Fani rodzimej alternatywy na pewno pamiętają doskonale, jak przy okazji debiutu najbardziej enigmatycznego polskiego zespołu, amerykański Pitchfork nie szczędził jego muzyce pochlebnych ocen. Dlaczego akurat jemu? Też pewnie pamiętacie, że od swoich pierwszych ujawnionych wtedy nagrań Bokka brzmiała bardzo światowo, i to nawet na tyle, że niektórym ciężko było uwierzyć, że ta grupa naprawdę narodziła się w Polsce (wątpliwości potęgował jeszcze fakt, że nikt nie chciał ujawniać personaliów autorów całego zamieszania).

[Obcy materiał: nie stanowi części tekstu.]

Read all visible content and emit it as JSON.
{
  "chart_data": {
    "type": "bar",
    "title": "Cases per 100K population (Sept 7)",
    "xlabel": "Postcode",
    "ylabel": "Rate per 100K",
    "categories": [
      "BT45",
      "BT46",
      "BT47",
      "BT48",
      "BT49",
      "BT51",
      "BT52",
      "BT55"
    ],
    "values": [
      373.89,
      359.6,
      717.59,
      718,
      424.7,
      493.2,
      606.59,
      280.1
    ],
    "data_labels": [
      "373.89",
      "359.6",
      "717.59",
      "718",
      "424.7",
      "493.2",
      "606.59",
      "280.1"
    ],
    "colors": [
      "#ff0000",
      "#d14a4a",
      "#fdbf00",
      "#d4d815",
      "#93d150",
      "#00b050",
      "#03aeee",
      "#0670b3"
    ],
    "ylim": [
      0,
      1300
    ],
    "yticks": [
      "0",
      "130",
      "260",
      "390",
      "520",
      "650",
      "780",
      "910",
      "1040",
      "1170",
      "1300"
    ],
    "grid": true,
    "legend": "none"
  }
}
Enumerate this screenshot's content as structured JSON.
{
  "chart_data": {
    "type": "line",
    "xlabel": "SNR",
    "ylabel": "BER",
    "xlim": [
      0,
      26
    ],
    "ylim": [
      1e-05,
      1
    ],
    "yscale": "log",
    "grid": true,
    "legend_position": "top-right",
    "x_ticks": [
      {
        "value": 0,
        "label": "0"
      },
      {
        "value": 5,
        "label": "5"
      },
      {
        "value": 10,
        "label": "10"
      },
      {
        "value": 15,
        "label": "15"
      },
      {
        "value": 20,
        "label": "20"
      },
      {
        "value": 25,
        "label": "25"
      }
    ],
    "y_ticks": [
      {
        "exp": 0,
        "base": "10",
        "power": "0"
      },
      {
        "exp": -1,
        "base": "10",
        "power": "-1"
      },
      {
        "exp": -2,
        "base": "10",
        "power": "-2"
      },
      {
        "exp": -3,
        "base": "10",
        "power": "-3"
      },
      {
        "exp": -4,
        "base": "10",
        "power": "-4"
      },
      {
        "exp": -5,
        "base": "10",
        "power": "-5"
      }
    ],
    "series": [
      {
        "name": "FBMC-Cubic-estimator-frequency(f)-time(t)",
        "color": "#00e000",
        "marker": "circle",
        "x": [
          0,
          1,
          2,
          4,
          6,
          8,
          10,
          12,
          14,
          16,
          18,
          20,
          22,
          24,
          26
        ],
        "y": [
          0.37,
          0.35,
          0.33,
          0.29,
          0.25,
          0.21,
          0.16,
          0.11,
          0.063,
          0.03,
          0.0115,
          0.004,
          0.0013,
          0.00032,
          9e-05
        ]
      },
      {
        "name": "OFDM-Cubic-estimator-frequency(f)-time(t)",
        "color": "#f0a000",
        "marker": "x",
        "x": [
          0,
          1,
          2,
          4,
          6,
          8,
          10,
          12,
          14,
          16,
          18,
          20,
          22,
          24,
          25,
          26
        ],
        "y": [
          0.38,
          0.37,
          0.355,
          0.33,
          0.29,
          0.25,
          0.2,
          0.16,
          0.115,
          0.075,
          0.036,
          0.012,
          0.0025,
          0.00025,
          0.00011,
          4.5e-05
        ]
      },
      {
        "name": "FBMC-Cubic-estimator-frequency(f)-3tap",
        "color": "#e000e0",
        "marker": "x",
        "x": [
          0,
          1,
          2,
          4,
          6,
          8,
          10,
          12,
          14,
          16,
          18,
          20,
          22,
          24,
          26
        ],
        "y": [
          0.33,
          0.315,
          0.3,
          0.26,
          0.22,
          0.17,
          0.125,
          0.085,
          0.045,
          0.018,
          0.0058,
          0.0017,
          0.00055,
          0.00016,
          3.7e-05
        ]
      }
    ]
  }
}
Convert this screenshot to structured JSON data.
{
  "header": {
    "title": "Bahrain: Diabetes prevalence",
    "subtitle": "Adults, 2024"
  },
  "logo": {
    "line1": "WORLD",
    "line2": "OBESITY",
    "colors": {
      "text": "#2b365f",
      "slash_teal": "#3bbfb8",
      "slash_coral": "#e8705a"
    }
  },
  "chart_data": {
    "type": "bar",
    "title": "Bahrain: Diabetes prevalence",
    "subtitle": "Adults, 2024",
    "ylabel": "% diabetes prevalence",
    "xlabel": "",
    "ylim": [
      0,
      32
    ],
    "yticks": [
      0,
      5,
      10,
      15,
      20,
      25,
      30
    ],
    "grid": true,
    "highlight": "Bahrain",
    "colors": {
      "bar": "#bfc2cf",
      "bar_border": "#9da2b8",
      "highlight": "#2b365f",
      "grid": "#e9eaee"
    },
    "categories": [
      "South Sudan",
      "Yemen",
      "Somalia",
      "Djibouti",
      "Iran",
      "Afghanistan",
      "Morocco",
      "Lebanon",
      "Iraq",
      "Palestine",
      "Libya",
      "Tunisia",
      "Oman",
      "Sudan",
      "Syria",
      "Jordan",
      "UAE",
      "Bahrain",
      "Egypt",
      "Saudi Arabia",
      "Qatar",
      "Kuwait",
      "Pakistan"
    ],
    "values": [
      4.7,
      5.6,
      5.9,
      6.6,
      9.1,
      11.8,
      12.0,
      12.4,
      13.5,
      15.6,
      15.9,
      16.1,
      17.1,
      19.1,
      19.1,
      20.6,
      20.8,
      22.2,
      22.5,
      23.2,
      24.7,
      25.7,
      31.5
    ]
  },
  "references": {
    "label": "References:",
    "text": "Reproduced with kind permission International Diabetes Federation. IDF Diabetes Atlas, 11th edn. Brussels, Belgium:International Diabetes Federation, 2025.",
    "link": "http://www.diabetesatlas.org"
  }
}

Ale jeszcze większe zapytania powinny się wyświetlić przy krążku numer dwa - płycie na wskroś przeładowanej brzmieniem, znanym nam najczęściej z płyt ulubionych, ale jednak zagranicznych wykonawców.
Bo "Don't Kiss and Tell" to konsekwentne rozwinięcie pomysłów zawartych na pierwszym wydawnictwie Bokki - poszerzenie rejonu zainteresowań i jeszcze większa staranność w przełożeniu na krążek tego niepowtarzalnego klimatu, który towarzyszy muzykom przy całej koncepcji na zespół, także w oprawach graficznych i na scenicznych występach. Dlatego też zdecydowanie więcej się tu dzieje - w zapowiedziach płyty obiecywano, że pojawią się na niej "szorstkie gitary elektryczne, przesterowana gitara basowa i zaawansowana elektronika wzbogacona o żywe instrumenty" i rzeczywiście, podczas odsłuchu nowego materiału już nie tylko Skandynawia i synthpopowe brzmienia w stylu The Knife przychodzą na myśl w pierwszej kolejności, ale też historie rodem z Wysp Brytyjskich i dźwięki nowej fali. Dlatego Bokka stała się w swoich propozycjach jeszcze bardziej chłodna i surowa, choć mimo wszystko nie ucierpiała wcale na tym melodyjność jej muzyki. A nawet wręcz przeciwnie - rzeżące w tle gitary i psychodeliczne brzmienia wkręcają się w głowę równie łatwo, co dzikie wokale, przynosząc z jednej strony zimny i metaliczny, ale z drugiej bardzo rozgrzewający materiał (szkoda, że najgorętszy z nich "What a Day" dostępny jest tylko w wersji Special Edition). I nie ma znaczenia, że w numerze "Flashbacks" Bokka rzuca: "When you want too much, You don't get too much". Na "Don't Kiss and Tell", jako całości, jest wręcz przeciwnie. Ta płyta nie tylko świetnie sobie radzi z syndromem drugiego krążka, ale i stawia przed zespołem jeszcze wyższą poprzeczkę niż po debiucie. I to akurat, absolutnie niech już nie będzie dla nikogo żadną tajemnicą.